The implications are significant. The ruling effectively creates a safe harbor for truly decentralized protocols that cannot be modified or controlled. While OFAC can still sanction individuals and companies, it cannot sanction the underlying code itself – at least under current law.
Balancing Privacy and Security
However, the court explicitly left the door open for Congress to update the 1977 International Emergency Economic Powers Act (IEEPA) to address modern technologies. “Perhaps Congress will update IEEPA, enacted during the Carter Administration, to target modern technologies like crypto-mixing software,” the ruling noted. “Until then, we hold that Tornado Cash’s immutable smart contracts…cannot be blocked under IEEPA.”
This highlights the broader challenge of regulating privacy-preserving technologies that can be used for both legitimate and illegitimate purposes. As the court record shows, Tornado Cash was used by individuals seeking to protect their privacy when donating to Ukrainian war efforts and avoid harassment. But it was also exploited by bad actors for money laundering.
The crypto industry still has work to do in preventing illicit use while preserving privacy rights. Some proposed approaches include allowing users to voluntarily prove the legitimacy of their funds, or implementing “anonymity revoking” systems that could unmask users only under specific circumstances with proper oversight.
The Path Forward
Judge Willett acknowledged the government’s concerns about illicit finance as “undeniably legitimate.” But he emphasized that courts must apply the law as written, not “tinker with it.” The ruling concludes:
“Mending a statute’s blind spots or smoothing its disruptive effects falls outside our lane.”

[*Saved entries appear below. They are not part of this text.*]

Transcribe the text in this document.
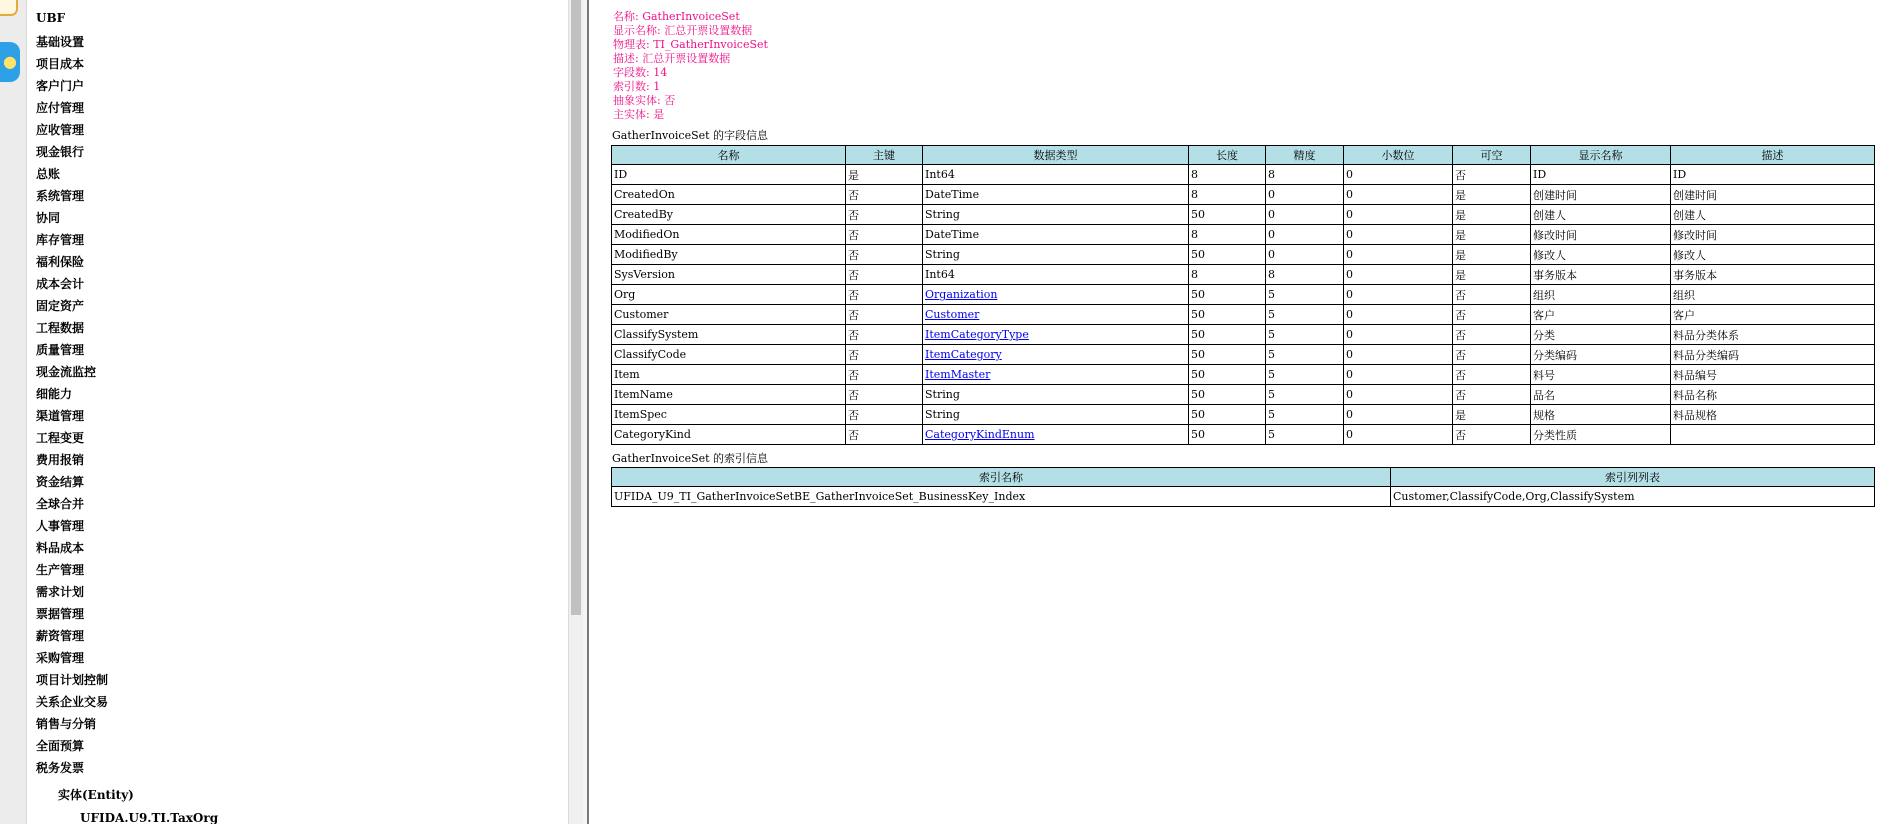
●
UBF
基础设置
项目成本
客户门户
应付管理
应收管理
现金银行
总账
系统管理
协同
库存管理
福利保险
成本会计
固定资产
工程数据
质量管理
现金流监控
细能力
渠道管理
工程变更
费用报销
资金结算
全球合并
人事管理
料品成本
生产管理
需求计划
票据管理
薪资管理
采购管理
项目计划控制
关系企业交易
销售与分销
全面预算
税务发票
实体(Entity)
UFIDA.U9.TI.TaxOrg
名称: GatherInvoiceSet
显示名称: 汇总开票设置数据
物理表: TI_GatherInvoiceSet
描述: 汇总开票设置数据
字段数: 14
索引数: 1
抽象实体: 否
主实体: 是
GatherInvoiceSet 的字段信息
名称	主键	数据类型	长度	精度	小数位	可空	显示名称	描述
ID	是	Int64	8	8	0	否	ID	ID
CreatedOn	否	DateTime	8	0	0	是	创建时间	创建时间
CreatedBy	否	String	50	0	0	是	创建人	创建人
ModifiedOn	否	DateTime	8	0	0	是	修改时间	修改时间
ModifiedBy	否	String	50	0	0	是	修改人	修改人
SysVersion	否	Int64	8	8	0	是	事务版本	事务版本
Org	否	Organization	50	5	0	否	组织	组织
Customer	否	Customer	50	5	0	否	客户	客户
ClassifySystem	否	ItemCategoryType	50	5	0	否	分类	料品分类体系
ClassifyCode	否	ItemCategory	50	5	0	否	分类编码	料品分类编码
Item	否	ItemMaster	50	5	0	否	料号	料品编号
ItemName	否	String	50	5	0	否	品名	料品名称
ItemSpec	否	String	50	5	0	是	规格	料品规格
CategoryKind	否	CategoryKindEnum	50	5	0	否	分类性质	
GatherInvoiceSet 的索引信息
索引名称	索引列列表
UFIDA_U9_TI_GatherInvoiceSetBE_GatherInvoiceSet_BusinessKey_Index	Customer,ClassifyCode,Org,ClassifySystem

This balanced approach – recognizing both the importance of preventing criminal activity and the need to protect privacy-enhancing innovation – points the way forward. Rather than trying to force new technologies into old regulatory frameworks, legislators need to craft updated laws that understand the unique nature of decentralized systems while addressing legitimate security concerns.
For now though, this ruling represents a victory for technological innovation and a recognition that not everything in the digital age fits neatly into traditional legal categories of property and ownership. The challenge ahead is building a regulatory framework as sophisticated as the technology it aims to govern.